Blue Lemonade
You peeled me open like the yellow skin
of a banana, ripe with spotted anticipation.
I never knew it was coming.
That first day I saw you across
the blazing heat of that cracked parking lot
cracked smile that matched my crooked soul
my lips split open like a cavernous chasm and light flew out like
the first break of morning.
You sipped blue lemonade, hazy eyes aimed directly at me.
The venom worked wonderfully,
swiftly descending like a vulture on a rotting corpse, we gazed not at
but through each other
and I realized there'd be no fix greater than you.

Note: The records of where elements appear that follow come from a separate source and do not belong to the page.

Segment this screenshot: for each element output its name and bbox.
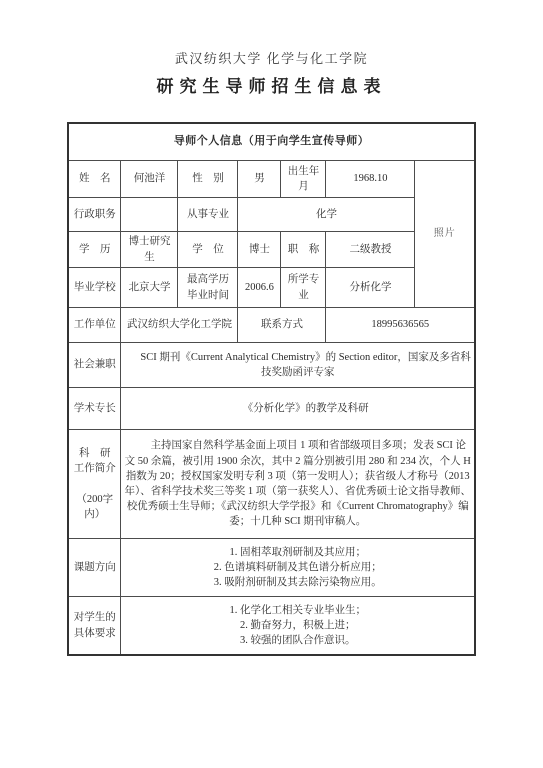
education-label: 学 历 — [68, 232, 121, 268]
table-row: 社会兼职 SCI 期刊《Current Analytical Chemistry… — [68, 343, 475, 388]
table-row: 毕业学校 北京大学 最高学历 毕业时间 2006.6 所学专业 分析化学 — [68, 268, 475, 308]
education-value: 博士研究生 — [121, 232, 178, 268]
grad-time-value: 2006.6 — [238, 268, 281, 308]
work-unit-label: 工作单位 — [68, 308, 121, 343]
name-label: 姓 名 — [68, 161, 121, 198]
table-row: 对学生的 具体要求 1. 化学化工相关专业毕业生； 2. 勤奋努力，积极上进； … — [68, 597, 475, 656]
table-row: 行政职务 从事专业 化学 — [68, 198, 475, 232]
degree-value: 博士 — [238, 232, 281, 268]
expertise-label: 学术专长 — [68, 388, 121, 430]
expertise-value: 《分析化学》的教学及科研 — [121, 388, 475, 430]
birth-label: 出生年月 — [281, 161, 326, 198]
major-label: 所学专业 — [281, 268, 326, 308]
profession-value: 化学 — [238, 198, 415, 232]
social-posts-value: SCI 期刊《Current Analytical Chemistry》的 Se… — [121, 343, 475, 388]
gender-value: 男 — [238, 161, 281, 198]
school-name: 武汉纺织大学 化学与化工学院 — [0, 50, 543, 67]
prof-title-label: 职 称 — [281, 232, 326, 268]
table-row: 导师个人信息（用于向学生宣传导师） — [68, 123, 475, 161]
birth-value: 1968.10 — [326, 161, 415, 198]
document-page: 武汉纺织大学 化学与化工学院 研究生导师招生信息表 导师个人信息（用于向学生宣传… — [0, 0, 543, 768]
prof-title-value: 二级教授 — [326, 232, 415, 268]
contact-label: 联系方式 — [238, 308, 326, 343]
social-posts-label: 社会兼职 — [68, 343, 121, 388]
major-value: 分析化学 — [326, 268, 415, 308]
admin-post-value — [121, 198, 178, 232]
degree-label: 学 位 — [178, 232, 238, 268]
supervisor-info-table: 导师个人信息（用于向学生宣传导师） 姓 名 何池洋 性 别 男 出生年月 196… — [67, 122, 476, 656]
student-requirements-label: 对学生的 具体要求 — [68, 597, 121, 656]
contact-value: 18995636565 — [326, 308, 475, 343]
photo-placeholder: 照片 — [415, 161, 475, 308]
table-row: 学 历 博士研究生 学 位 博士 职 称 二级教授 — [68, 232, 475, 268]
table-row: 工作单位 武汉纺织大学化工学院 联系方式 18995636565 — [68, 308, 475, 343]
research-intro-value: 主持国家自然科学基金面上项目 1 项和省部级项目多项；发表 SCI 论文 50 … — [121, 430, 475, 539]
profession-label: 从事专业 — [178, 198, 238, 232]
gender-label: 性 别 — [178, 161, 238, 198]
grad-time-label: 最高学历 毕业时间 — [178, 268, 238, 308]
grad-school-label: 毕业学校 — [68, 268, 121, 308]
table-row: 课题方向 1. 固相萃取剂研制及其应用； 2. 色谱填料研制及其色谱分析应用； … — [68, 539, 475, 597]
table-row: 姓 名 何池洋 性 别 男 出生年月 1968.10 照片 — [68, 161, 475, 198]
table-row: 科 研 工作简介 （200字 内） 主持国家自然科学基金面上项目 1 项和省部级… — [68, 430, 475, 539]
section-header: 导师个人信息（用于向学生宣传导师） — [68, 123, 475, 161]
table-row: 学术专长 《分析化学》的教学及科研 — [68, 388, 475, 430]
research-topics-label: 课题方向 — [68, 539, 121, 597]
admin-post-label: 行政职务 — [68, 198, 121, 232]
research-intro-label: 科 研 工作简介 （200字 内） — [68, 430, 121, 539]
page-title: 研究生导师招生信息表 — [0, 76, 543, 98]
research-topics-value: 1. 固相萃取剂研制及其应用； 2. 色谱填料研制及其色谱分析应用； 3. 吸附… — [121, 539, 475, 597]
work-unit-value: 武汉纺织大学化工学院 — [121, 308, 238, 343]
student-requirements-value: 1. 化学化工相关专业毕业生； 2. 勤奋努力，积极上进； 3. 较强的团队合作… — [121, 597, 475, 656]
grad-school-value: 北京大学 — [121, 268, 178, 308]
name-value: 何池洋 — [121, 161, 178, 198]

Gathered remnants of the night before from my torn pocket.
Snow wrapped in finger-sized plastic,
a tiny promise of rapture in powdered form.
Dropped like a wistful memory
it hit the pavement like a broken dream.
You shattered my soul like that perfect dust shattered my mind,
except one I could recover from.
You peeled me open like a beggar peels the wrapping from his first meal,
delighted by its contents.
I was candy in your presence
I was your muse, your trinket
You were my kaleidoscope
the color in my sky
my savior and my storm,
my fix.
You broke me like a scoundrel breaks an oath,
the tendrils of my splintered gut fell in ribbons on the floor.
I was a tossed vessel in your ocean, lost in your words but transfixed
by the possibilities.
A snapped twig in the twisted forest of exquisite delusion.
Abandoned by reason, foolish and numb
I was not afraid of you.
I was immune to your harm but seduced by your facade,
fractured in a thousand places yet convinced of my resilience.
I was wrong.
You were the death of me, that quiet black night.
You sucked the life from my fragile soul and left me forgotten,
deserted by my better half,
my sanity.
You destroyed me when i realized
you were the part of me I failed to kill a long time ago.